Situation 1: Systems and Technology Maze

You have in incomprehensible maze of application systems, technology tools and platforms. There are many old legacy systems, and many new system development projects under way. In spite of stated objectives to integrate these efforts, each project tends to operate autonomously . You want to organize, simplify and streamline the systems. You want to reduce the variety of technologies used and invoke a manageable set of standards. But first you must find a more meaningful way to map out what you have now, clarify where the development projects are going, and which tools support which parts of the business.

Situation 2: Multiple Process Improvement Projects

You have multiple large-scale process improvement projects underway, but the teams do not talk to each other and work in organizational silos. You sense that the team managers' motivations are self-serving and political. There is much argument about which information technology approaches to use, and little effort to identify standards, let alone enforce them. You need a comprehensive picture that lays out the structure of the business to show all of the basic core processes and how they relate to each other. You need some way to visualize all of the technology tools and the way they support the business processes.

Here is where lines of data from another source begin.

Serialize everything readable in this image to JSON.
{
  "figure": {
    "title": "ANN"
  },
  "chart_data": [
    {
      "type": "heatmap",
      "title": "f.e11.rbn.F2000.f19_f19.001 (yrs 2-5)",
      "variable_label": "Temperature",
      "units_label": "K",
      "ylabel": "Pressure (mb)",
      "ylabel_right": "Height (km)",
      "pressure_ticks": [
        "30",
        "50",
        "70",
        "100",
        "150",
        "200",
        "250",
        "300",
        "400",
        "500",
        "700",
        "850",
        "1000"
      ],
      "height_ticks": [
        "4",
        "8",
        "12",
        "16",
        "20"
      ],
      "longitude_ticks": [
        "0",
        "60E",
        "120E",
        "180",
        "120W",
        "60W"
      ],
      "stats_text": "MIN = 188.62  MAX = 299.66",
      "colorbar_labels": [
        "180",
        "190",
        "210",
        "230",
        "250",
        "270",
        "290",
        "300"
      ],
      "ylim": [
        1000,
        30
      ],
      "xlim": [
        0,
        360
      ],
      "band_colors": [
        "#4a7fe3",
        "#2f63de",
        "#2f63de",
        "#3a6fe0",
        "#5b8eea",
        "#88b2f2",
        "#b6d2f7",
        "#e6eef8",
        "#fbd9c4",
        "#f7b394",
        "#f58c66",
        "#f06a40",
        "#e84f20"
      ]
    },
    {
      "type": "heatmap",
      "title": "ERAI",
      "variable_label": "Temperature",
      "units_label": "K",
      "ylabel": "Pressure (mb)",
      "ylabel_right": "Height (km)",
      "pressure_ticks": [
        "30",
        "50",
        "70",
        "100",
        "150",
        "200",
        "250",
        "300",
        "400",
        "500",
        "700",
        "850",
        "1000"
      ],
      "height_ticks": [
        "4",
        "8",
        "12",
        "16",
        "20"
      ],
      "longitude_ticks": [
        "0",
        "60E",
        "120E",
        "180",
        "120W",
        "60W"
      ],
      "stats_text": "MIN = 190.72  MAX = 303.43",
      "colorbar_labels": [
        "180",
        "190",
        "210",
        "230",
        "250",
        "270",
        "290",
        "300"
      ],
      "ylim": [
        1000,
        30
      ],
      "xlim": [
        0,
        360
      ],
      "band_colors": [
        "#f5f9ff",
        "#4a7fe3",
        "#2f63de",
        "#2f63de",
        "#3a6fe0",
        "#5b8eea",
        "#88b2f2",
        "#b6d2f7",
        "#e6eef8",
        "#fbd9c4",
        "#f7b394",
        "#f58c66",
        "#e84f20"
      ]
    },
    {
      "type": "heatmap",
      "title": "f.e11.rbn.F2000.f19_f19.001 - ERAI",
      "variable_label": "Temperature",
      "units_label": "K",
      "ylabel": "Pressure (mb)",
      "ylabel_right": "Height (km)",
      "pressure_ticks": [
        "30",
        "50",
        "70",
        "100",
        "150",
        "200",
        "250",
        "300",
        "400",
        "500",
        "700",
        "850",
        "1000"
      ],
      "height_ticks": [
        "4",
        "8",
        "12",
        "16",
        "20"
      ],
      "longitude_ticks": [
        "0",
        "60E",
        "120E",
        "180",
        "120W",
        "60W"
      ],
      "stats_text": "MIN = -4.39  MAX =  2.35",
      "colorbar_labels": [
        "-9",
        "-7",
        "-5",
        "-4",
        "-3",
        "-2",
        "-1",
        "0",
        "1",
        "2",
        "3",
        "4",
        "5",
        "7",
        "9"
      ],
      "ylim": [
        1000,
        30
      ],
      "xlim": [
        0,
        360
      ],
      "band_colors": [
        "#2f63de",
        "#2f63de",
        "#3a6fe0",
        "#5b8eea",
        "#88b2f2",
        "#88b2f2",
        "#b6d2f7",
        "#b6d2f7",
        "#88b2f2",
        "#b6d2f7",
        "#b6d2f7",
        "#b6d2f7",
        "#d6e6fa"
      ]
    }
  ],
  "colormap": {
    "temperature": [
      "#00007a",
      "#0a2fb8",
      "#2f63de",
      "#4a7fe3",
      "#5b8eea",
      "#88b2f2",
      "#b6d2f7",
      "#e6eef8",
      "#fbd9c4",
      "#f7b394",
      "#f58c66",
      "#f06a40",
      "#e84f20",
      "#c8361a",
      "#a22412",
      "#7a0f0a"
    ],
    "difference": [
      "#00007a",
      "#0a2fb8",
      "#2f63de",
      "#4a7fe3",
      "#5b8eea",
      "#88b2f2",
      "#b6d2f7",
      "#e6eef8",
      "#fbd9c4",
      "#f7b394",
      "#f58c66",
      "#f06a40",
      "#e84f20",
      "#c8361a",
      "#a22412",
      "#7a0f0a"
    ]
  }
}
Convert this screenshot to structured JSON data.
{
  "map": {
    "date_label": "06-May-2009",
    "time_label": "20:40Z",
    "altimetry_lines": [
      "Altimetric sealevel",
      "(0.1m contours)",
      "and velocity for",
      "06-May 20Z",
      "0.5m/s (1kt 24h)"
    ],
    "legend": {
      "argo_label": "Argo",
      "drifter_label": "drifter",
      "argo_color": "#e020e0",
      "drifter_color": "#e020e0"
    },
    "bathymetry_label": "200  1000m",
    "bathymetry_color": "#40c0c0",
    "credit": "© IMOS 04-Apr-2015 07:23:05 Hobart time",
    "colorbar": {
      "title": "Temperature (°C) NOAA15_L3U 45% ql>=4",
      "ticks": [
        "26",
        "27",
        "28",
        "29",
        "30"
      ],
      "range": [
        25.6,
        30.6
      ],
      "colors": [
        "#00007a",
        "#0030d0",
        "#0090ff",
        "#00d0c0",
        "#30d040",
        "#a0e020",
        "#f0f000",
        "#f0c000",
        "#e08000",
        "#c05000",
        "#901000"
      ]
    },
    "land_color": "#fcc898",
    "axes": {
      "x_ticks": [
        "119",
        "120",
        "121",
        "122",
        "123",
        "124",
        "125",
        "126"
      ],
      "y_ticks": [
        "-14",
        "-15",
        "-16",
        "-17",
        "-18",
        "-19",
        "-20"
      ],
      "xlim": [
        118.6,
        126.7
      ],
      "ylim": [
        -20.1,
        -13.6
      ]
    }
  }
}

Situation 3: Outsourcing Interfaces

You want to outsource key business functions (e.g., manufacturing), but need a comprehensive picture of which applications and which databases will be involved. You need to clearly specify where and how the new information interfaces with suppliers will occur, and which application systems and databases must be modified or replaced to support these interfaces. To do all this, you need a framework within which to define your business organizations, functions, processes, application systems and databases, and the way they relate to each other.